Na ‘no go’s’ vanwege corona en klussen voor het MCD was Jan afgelopen juli weer van de partij. “Ik vroeg me van tevoren af of ik het wel moest doen omdat ik al lang uit het ‘brandstofvak’ ben. Maar ik bleek de fijne kneepjes nog te kennen. De handeling op zichzelf is ook niet moeilijk. Het is net als met fietsen: je verleert het niet.”

De bemanning van een Saoedische Airbus toonde zich erg tevreden met Jans oplossing.
Jan bij de brandstofafhandeling van een Spaanse Harrier. Foto: Andy Lindsley

‘Rangen en standen tellen op de RIAT niet’

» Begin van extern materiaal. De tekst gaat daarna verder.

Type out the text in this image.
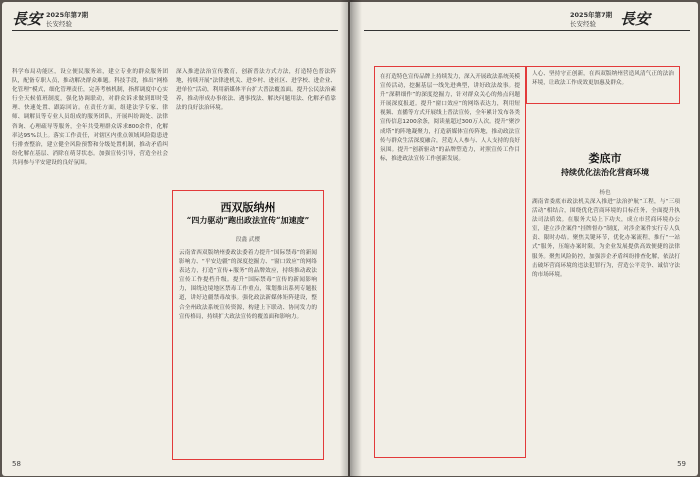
長安 2025年第7期
长安经验
科学布局功能区，设立便民服务站，建立专业的群众服务团队，配备专职人员，推动解决群众难题。科技手段，推出“网格化管理”模式，细化管理责任，完善考核机制，指挥调度中心实行全天候值班制度，强化协调联动，对群众诉求做到即时受理、快速处置、跟踪回访。在责任方面，组建法学专家、律师、调解员等专业人员组成的服务团队，开展纠纷调处、法律咨询、心理疏导等服务，全年共受理群众诉求800余件，化解率达95%以上。落实工作责任，对辖区内重点领域风险隐患进行排查整治，建立健全风险预警和分级处置机制，推动矛盾纠纷化解在基层、消除在萌芽状态。加强宣传引导，营造全社会共同参与平安建设的良好氛围。
深入推进法治宣传教育，创新普法方式方法，打造特色普法阵地，持续开展“法律进机关、进乡村、进社区、进学校、进企业、进单位”活动，利用新媒体平台扩大普法覆盖面。提升公民法治素养，推动形成办事依法、遇事找法、解决问题用法、化解矛盾靠法的良好法治环境。
西双版纳州
“四力驱动”跑出政法宣传“加速度”
段鑫 武樱
云南省西双版纳州委政法委着力提升“国际禁毒”的新闻影响力、“平安边疆”的深度挖掘力、“窗口效应”的网络表达力，打造“宣传+服务”的品牌效应，持续推动政法宣传工作提档升级。提升“国际禁毒”宣传的新闻影响力，围绕边境地区禁毒工作重点，策划推出系列专题报道，讲好边疆禁毒故事。强化政法新媒体矩阵建设，整合全州政法系统宣传资源，构建上下联动、协同发力的宣传格局，持续扩大政法宣传的覆盖面和影响力。
58
2025年第7期
长安经验 長安
在打造特色宣传品牌上持续发力，深入开展政法系统英模宣传活动，挖掘基层一线先进典型，讲好政法故事。提升“深耕细作”的深度挖掘力，针对群众关心的热点问题开展深度报道。提升“窗口效应”的网络表达力，利用短视频、直播等方式开展线上普法宣传，全年累计发布各类宣传信息1200余条，阅读量超过300万人次。提升“聚沙成塔”的阵地凝聚力，打造新媒体宣传阵地，推动政法宣传与群众生活深度融合，营造人人参与、人人支持的良好氛围。提升“创新驱动”的品牌塑造力，对照宣传工作目标，推进政法宣传工作创新发展。
人心、坚持守正创新，在西双版纳州营造风清气正的法治环境，让政法工作成效更加惠及群众。
娄底市
持续优化法治化营商环境
杨也
湖南省娄底市政法机关深入推进“法治护航”工程，与“三项活动”相结合，围绕优化营商环境的目标任务，全面提升执法司法质效。在服务大局上下功夫，成立市营商环境办公室，建立涉企案件“挂牌督办”制度，对涉企案件实行专人负责、限时办结。聚焦关键环节，优化办案流程，推行“一站式”服务，压缩办案时限，为企业发展提供高效便捷的法律服务。聚焦风险防控，加强涉企矛盾纠纷排查化解，依法打击破坏营商环境的违法犯罪行为，营造公平竞争、诚信守法的市场环境。
59
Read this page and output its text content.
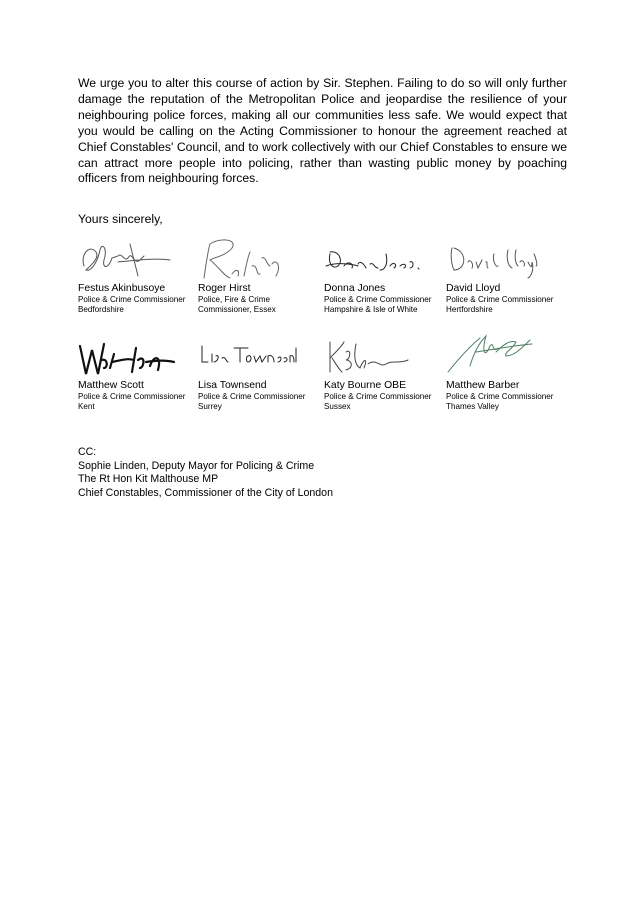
We urge you to alter this course of action by Sir. Stephen. Failing to do so will only further damage the reputation of the Metropolitan Police and jeopardise the resilience of your neighbouring police forces, making all our communities less safe. We would expect that you would be calling on the Acting Commissioner to honour the agreement reached at Chief Constables' Council, and to work collectively with our Chief Constables to ensure we can attract more people into policing, rather than wasting public money by poaching officers from neighbouring forces.

Yours sincerely,

Festus Akinbusoye
Police & Crime Commissioner
Bedfordshire
Roger Hirst
Police, Fire & Crime
Commissioner, Essex
Donna Jones
Police & Crime Commissioner
Hampshire & Isle of White
David Lloyd
Police & Crime Commissioner
Hertfordshire
Matthew Scott
Police & Crime Commissioner
Kent
Lisa Townsend
Police & Crime Commissioner
Surrey
Katy Bourne OBE
Police & Crime Commissioner
Sussex
Matthew Barber
Police & Crime Commissioner
Thames Valley
CC:
Sophie Linden, Deputy Mayor for Policing & Crime
The Rt Hon Kit Malthouse MP
Chief Constables, Commissioner of the City of London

Als tot nu toe leukste belevenis noemt Jan de ontmoeting met de bemanning van een Airbus uit Saoedi-Arabië. Of zijn team de cabine even kan schoonmaken…? “Ik belde iemand die wel kon helpen waarop de Saoedi’s blij reageerden en met hapjes kwamen aanzetten. Op de Tattoo heerst een positieve sfeer. Het gaat laagdrempeliger toe dan in de militaire luchtvaart. Rangen en standen tellen niet.”
Minder leuk vindt Jan dat hij in een tent op de basis moet overnachten, vooral wanneer alles drijfnat wordt door de regen, zoals dit jaar. Een ander ding is de taalbarrière. “Mijn gesprekspartners gebruiken voor mij soms onbekende Engelse uitdrukkingen. In dat geval vraag ik ze om hun verhaal opnieuw te vertellen. Daarnaast praten we als Nederlanders niet in onze eigen taal met elkaar. Dan denken de Engelsen dat je roddelt, wat niet zo is. Toch maken we het voor alle zekerheid ‘goed’ met stroopwafels.”

De RIAT werd dit jaar geplaagd door slecht weer zoals te zien bij de stand van 298 Squadron en door de plassen water bij een Airbus A400M.

‘De RIAT is een soort virus dat niet overgaat’

Volgend jaar weer

Ook wat Martijn betreft schijnt de zon niet altijd op de RIAT. “Na elke show zijn er altijd zaken die verbeterd kunnen worden. Elk jaar leren we bij. Maar omdat ik al lang in het militaire vliegbedrijf werk, kan ik goed schakelen.” Zowel voor Jan als Martijn geldt: volgend jaar wéér. “De RIAT is een soort virus dat niet overgaat”, grapt Jan. Martijn: “Hoewel ik na afloop telkens gebroken ben vanwege de lange dagen die ik maak, hoop ik er nog lang te dienen.”

 

Ook de Nederlandse F-16’s en F-35’s werden door Jan en Martijn afgehandeld en getankt, uiteraard in samenwerking met het eigen personeel van deze toestellen.